Aqueous-Solution-Processed Cu(2)ZnSn(S,Se)(4) Thin-Film Solar Cells via an Improved Successive Ion-Layer-Adsorption–Reaction Sequence

[Image: see text] A facile improved successive ionic-layer adsorption and reaction (SILAR) sequence is described for the fabrication of Cu(2)ZnSn(S,Se)(4) (CZTSSe) thin-film solar cells (TFSCs) via the selenization of a precursor film. The precursor films were fabricated using a modified SILAR sequence to overcome compositional inhomogeneity due to different adsorptivities of the cations (Cu(+), Sn(4+), and Zn(2+)) in a single cationic bath. Rapid thermal annealing of the precursor films under S and Se vapor atmospheres led to the formation of carbon-free Cu(2)ZnSnS(4) (CZTS) and CZTSSe absorber layers, respectively, with single large-grained layers.
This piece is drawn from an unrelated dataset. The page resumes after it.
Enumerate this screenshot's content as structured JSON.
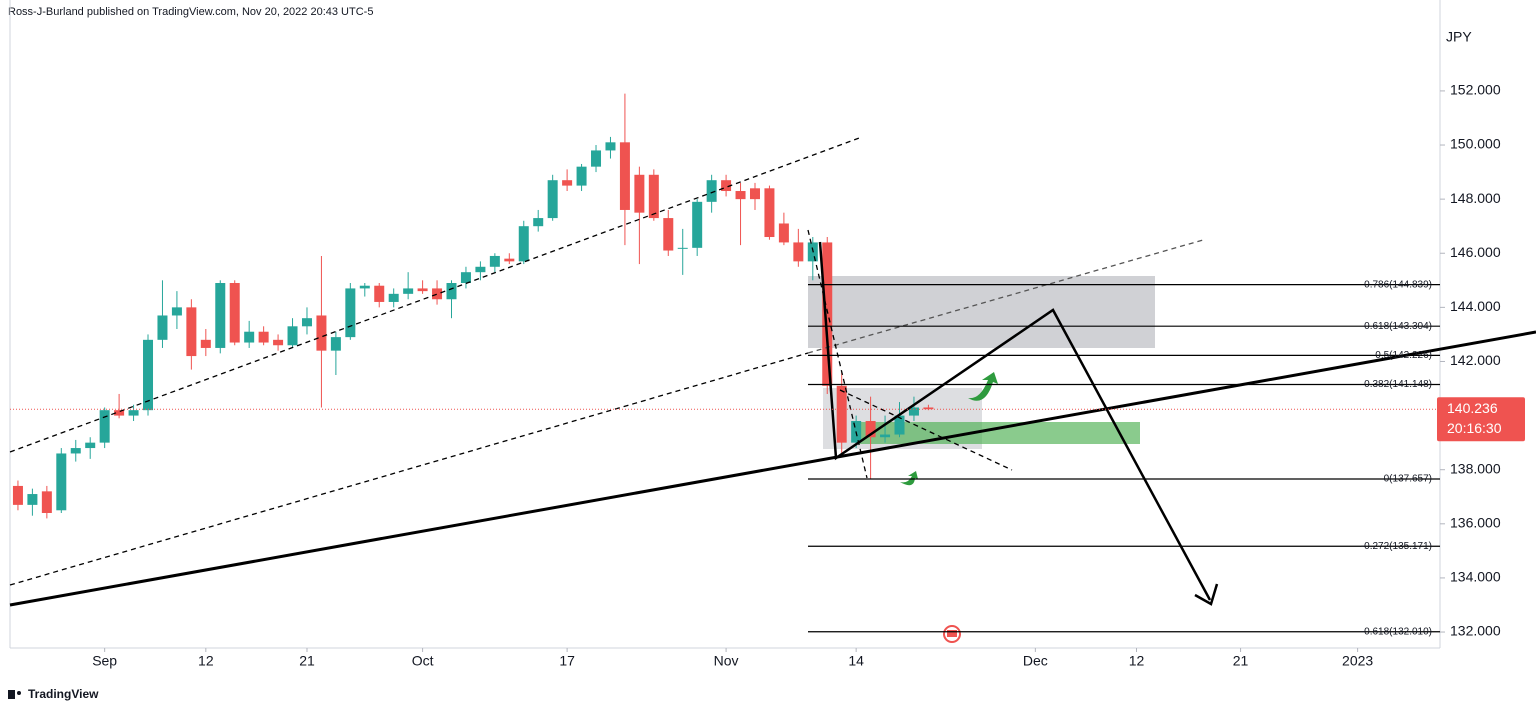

The best devices based on CZTS and CZTSSe absorber layers showed total area (∼0.30 cm(2)) power conversion efficiencies (PCEs) of 1.96 and 3.74%, respectively, which are notably the first-demonstrated efficiencies using a modified SILAR sequence. Detailed diode analyses of these solar cells revealed that a high shunt conductance (G(sh)), reverse saturation current density (J(o)), and ideality factor (n(d)) significantly affected the PCE, open-circuit voltage (V(oc)), and fill factor (FF), whereas the short-circuit current density (J(sc)) was dominated by the series resistance (R(s)) and G(sh). However, the diode analyses combined with the compositional and interface microstructural analyses shed light on further improvements to the device efficiency. The facile layer-by-layer growth of the kesterite CZTS-based thin films in aqueous solution provides a great promise as an environmentally benign pathway to fabricate a variety of multielement-component compounds with high compositional homogeneities.